Even for some new immigrants, like Flaminio Guerrero from Colombia, the immigration issue wasn't a deal-breaker. Guerrero now lives in Georgia, where he recently became a citizen. This November was the first presidential election in which he was eligible to vote.

"I understand Mexicans when they get offended," Guerrero said. "But, at the same time, when I first came to America, every time someone asked me, 'Where are you from?' And, if I would say Colombia, immediately they would think of drugs."

Initially, Guerrero said that stereotype bothered him.

"I was ashamed," he said. "But at the same time, I could not call these people racist, because they're just facing a reality."

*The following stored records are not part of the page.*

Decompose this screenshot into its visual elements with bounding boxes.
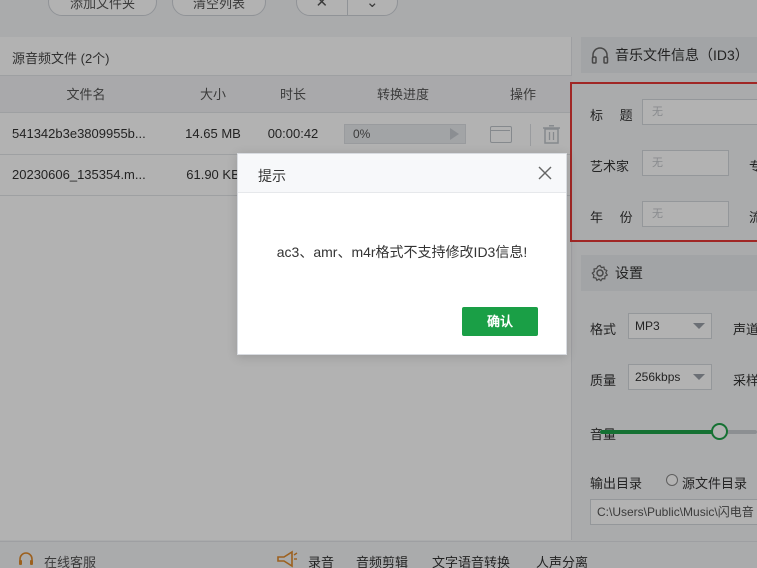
alert-dialog: 提示 ac3、amr、m4r格式不支持修改ID3信息! 确认 (237, 153, 567, 355)
app-window: 添加文件夹 清空列表 ✕ ⌄ 源音频文件 (2个) 文件名 大小 时长 转换进度… (0, 0, 757, 568)
confirm-button[interactable]: 确认 (462, 307, 538, 336)
dialog-message: ac3、amr、m4r格式不支持修改ID3信息! (276, 244, 528, 260)
dialog-title: 提示 (258, 168, 286, 184)
dialog-header: 提示 (238, 154, 566, 193)
close-icon[interactable] (536, 164, 554, 182)
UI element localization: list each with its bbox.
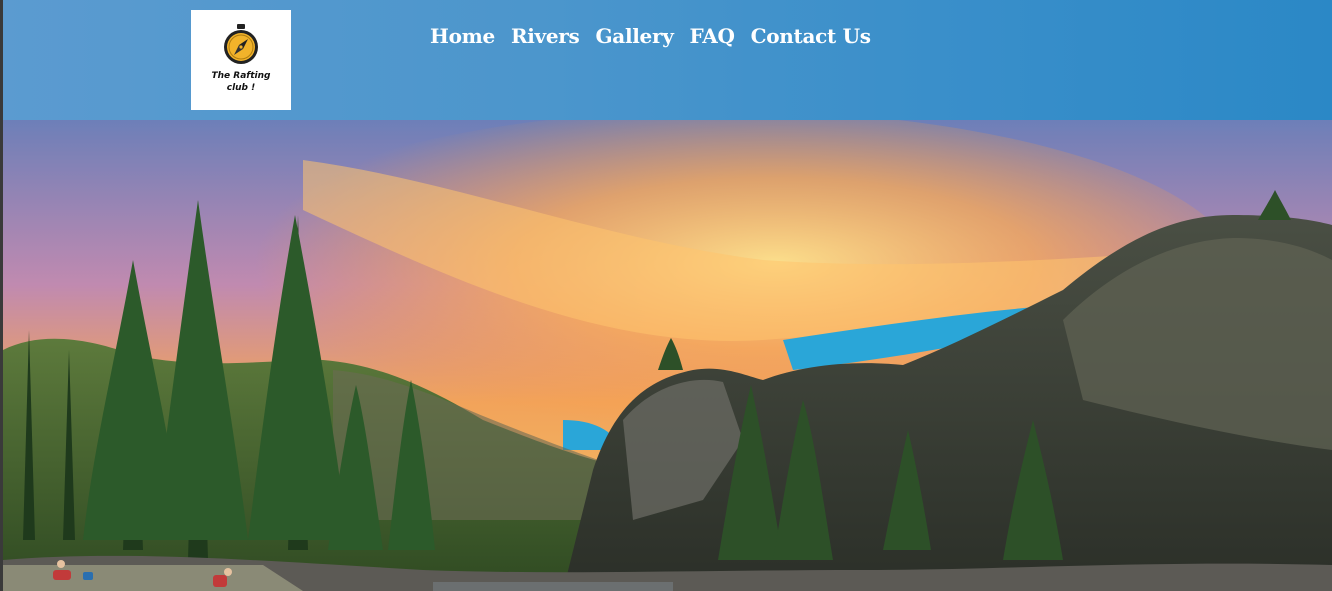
hero-landscape-illustration [3, 120, 1332, 591]
logo-text-line-1: The Rafting [211, 71, 271, 81]
nav-contact-us[interactable]: Contact Us [751, 24, 871, 48]
site-logo[interactable]: The Rafting club ! [191, 10, 291, 110]
main-nav: Home Rivers Gallery FAQ Contact Us [430, 24, 871, 48]
logo-text-line-2: club ! [226, 83, 256, 93]
nav-rivers[interactable]: Rivers [511, 24, 580, 48]
nav-faq[interactable]: FAQ [690, 24, 735, 48]
nav-gallery[interactable]: Gallery [596, 24, 674, 48]
nav-home[interactable]: Home [430, 24, 495, 48]
site-header: The Rafting club ! Home Rivers Gallery F… [3, 0, 1332, 120]
logo-text: The Rafting club ! [191, 70, 291, 94]
compass-icon [224, 24, 258, 64]
hero-image [3, 120, 1332, 591]
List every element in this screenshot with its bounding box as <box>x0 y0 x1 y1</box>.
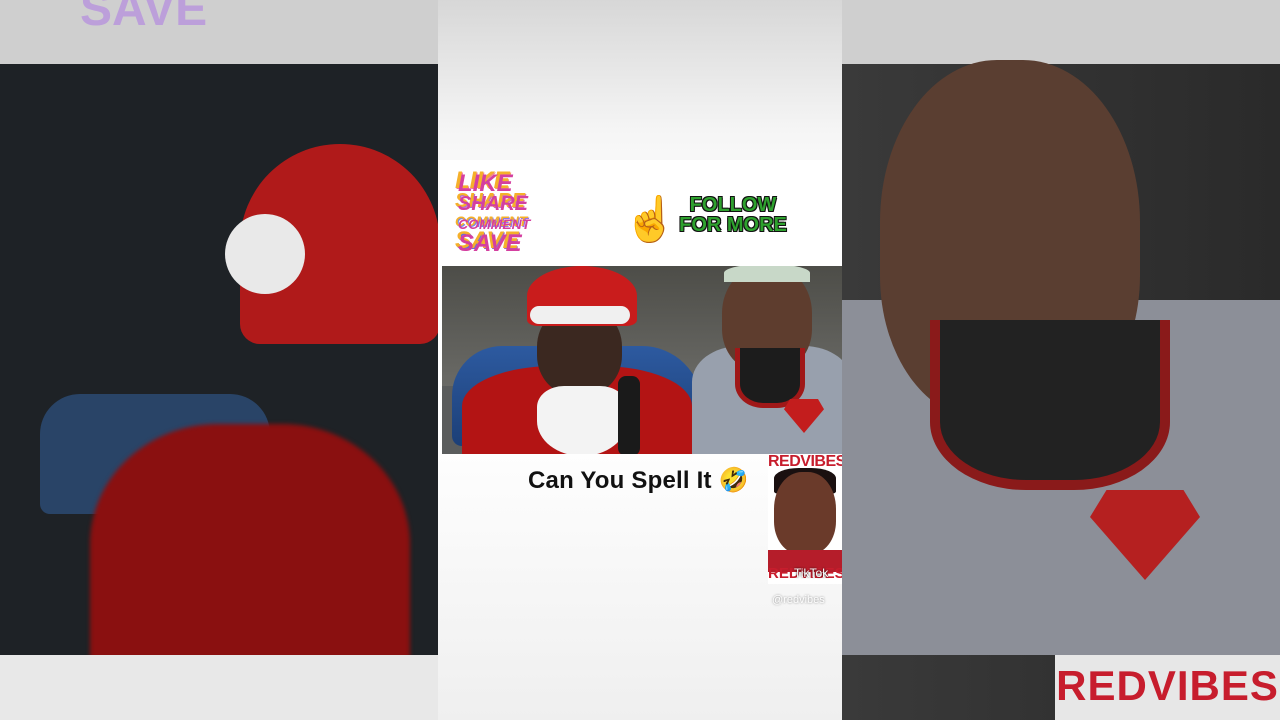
background-top-strip-right <box>842 0 1280 64</box>
interview-video[interactable] <box>442 266 842 454</box>
pointing-up-icon: ☝️ <box>623 195 678 244</box>
redvibes-watermark: REDVIBES REDVIBES <box>768 454 842 584</box>
microphone-icon <box>618 376 640 454</box>
follow-for-more-text: FOLLOW FOR MORE <box>678 195 788 235</box>
tiktok-handle: @redvibes <box>772 594 825 606</box>
like-text: LIKE <box>456 170 546 194</box>
blurred-video-left <box>0 64 438 720</box>
background-bottom-strip <box>0 655 438 720</box>
santa-beard <box>537 386 627 454</box>
background-top-strip: SAVE <box>0 0 438 64</box>
santa-pom-shape <box>225 214 305 294</box>
background-save-text: SAVE <box>80 0 208 36</box>
promo-banner: LIKE SHARE COMMENT SAVE ☝️ FOLLOW FOR MO… <box>438 160 842 266</box>
kufi-cap <box>724 266 810 282</box>
follow-line-2: FOR MORE <box>679 214 787 236</box>
redvibes-logo-large: REDVIBES <box>1055 655 1280 720</box>
share-text: SHARE <box>456 192 546 212</box>
follow-line-1: FOLLOW <box>689 194 777 216</box>
save-text: SAVE <box>456 230 546 254</box>
video-caption: Can You Spell It 🤣 <box>528 467 749 494</box>
like-share-comment-save-sticker: LIKE SHARE COMMENT SAVE <box>456 166 546 258</box>
santa-hat-brim <box>530 306 630 324</box>
background-left-panel: SAVE <box>0 0 438 720</box>
avatar-face <box>774 472 836 554</box>
collar-shape <box>930 320 1170 490</box>
video-frame[interactable]: LIKE SHARE COMMENT SAVE ☝️ FOLLOW FOR MO… <box>438 0 842 720</box>
tiktok-logo-icon: TikTok <box>794 566 829 580</box>
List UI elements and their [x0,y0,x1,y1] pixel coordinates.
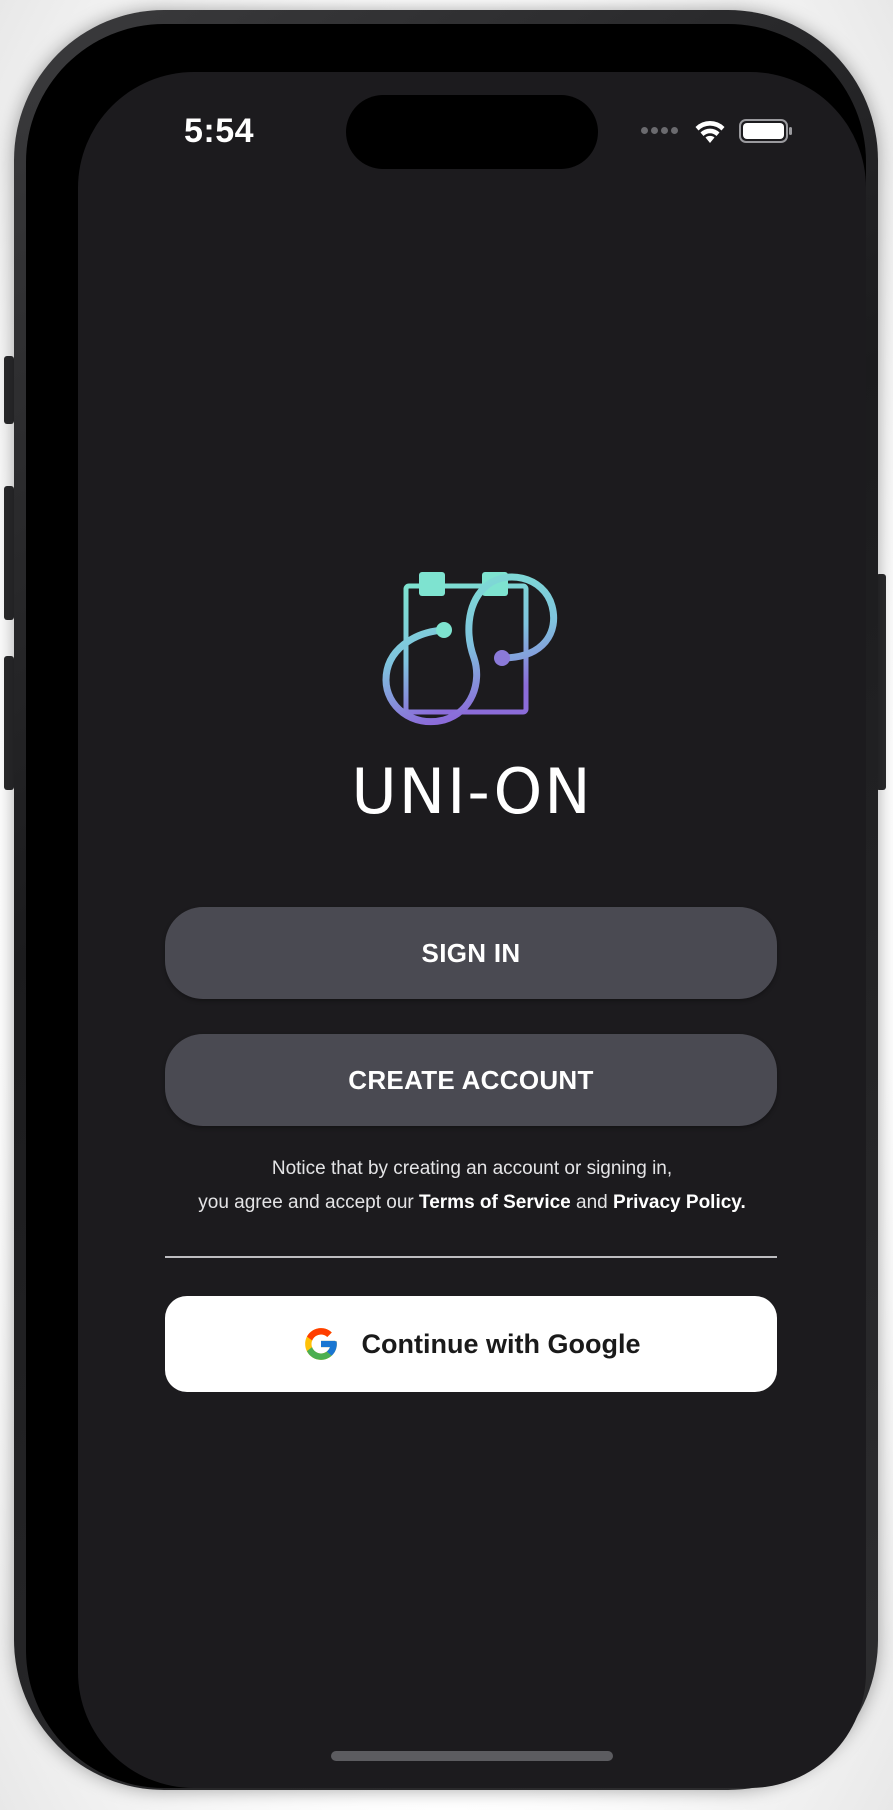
battery-icon [739,119,792,143]
home-indicator[interactable] [331,1751,613,1761]
create-account-button[interactable]: CREATE ACCOUNT [165,1034,777,1126]
wifi-icon [695,120,725,143]
privacy-policy-link[interactable]: Privacy Policy. [613,1192,746,1213]
device-stage: 5:54 UNI-ON SIGN IN CREATE ACCOUNT Notic… [0,0,893,1810]
uni-on-logo-icon [382,572,558,726]
continue-with-google-button[interactable]: Continue with Google [165,1296,777,1392]
sign-in-button[interactable]: SIGN IN [165,907,777,999]
app-screen: 5:54 UNI-ON SIGN IN CREATE ACCOUNT Notic… [78,72,866,1788]
notice-line-2: you agree and accept our Terms of Servic… [138,1186,806,1220]
status-icons [641,116,793,146]
notice-and: and [570,1192,614,1213]
google-button-label: Continue with Google [361,1328,641,1359]
notice-line-1: Notice that by creating an account or si… [271,1158,673,1179]
volume-down-button [4,656,14,790]
brand-name: UNI-ON [351,754,593,828]
terms-of-service-link[interactable]: Terms of Service [419,1192,571,1213]
status-time: 5:54 [184,112,255,150]
google-icon [304,1328,337,1360]
divider [165,1256,777,1258]
terms-notice: Notice that by creating an account or si… [138,1152,806,1220]
volume-up-button [4,486,14,620]
dynamic-island [346,95,598,169]
cellular-signal-icon [641,122,681,140]
phone-bezel: 5:54 UNI-ON SIGN IN CREATE ACCOUNT Notic… [26,24,866,1788]
notice-prefix: you agree and accept our [198,1192,420,1213]
action-button [4,356,14,424]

Guerrero said the truth is — in the days when he first moved to the United States, Colombia was exporting a lot of drugs. "Most of us, on the minority groups, get offended for things that in reality are actually true," he said. "We have to learn to own our sins."

And, besides, for him, a vote for Trump wasn't really about immigration, it was about the economy. "I liked the fact that he's not an insider; he comes from the outside; he comes from the business world," Guerrero said. "He knows how to negotiate."

A Latino floor for Republicans

Perhaps the lesson is that any generic GOP candidate will always get a guaranteed percentage of the Latino vote.

"It's possible that there is a floor among Latinos for Republicans, and that may be somewhere around 20 to 25 percent," said Mark Hugo Lopez with the Pew Research Center. But, he added, the candidate still matters. "The right candidate can perhaps adjust that floor up or down."

Lopez thinks there's a bigger lesson. He points out that for years, pundits have said that a Republican candidate needs at least 40 percent of the Hispanic vote to win the White House.

But... "A Republican candidate won the White House without 40 percent or more of the Hispanic vote," he noted. "Perhaps this election only goes to show you that the Hispanic vote, while growing in importance, is not the decider of national elections."

If you think about this another way, Clinton was on par with Obama levels of Hispanic support in 2008, capturing two-thirds of the Latino vote, but still lost the election.

So, although the demographics of the country are changing, and every year, Latinos are becoming a larger share of the population, for now, it's possible to win less than a third of the Latino vote, and still win the presidency.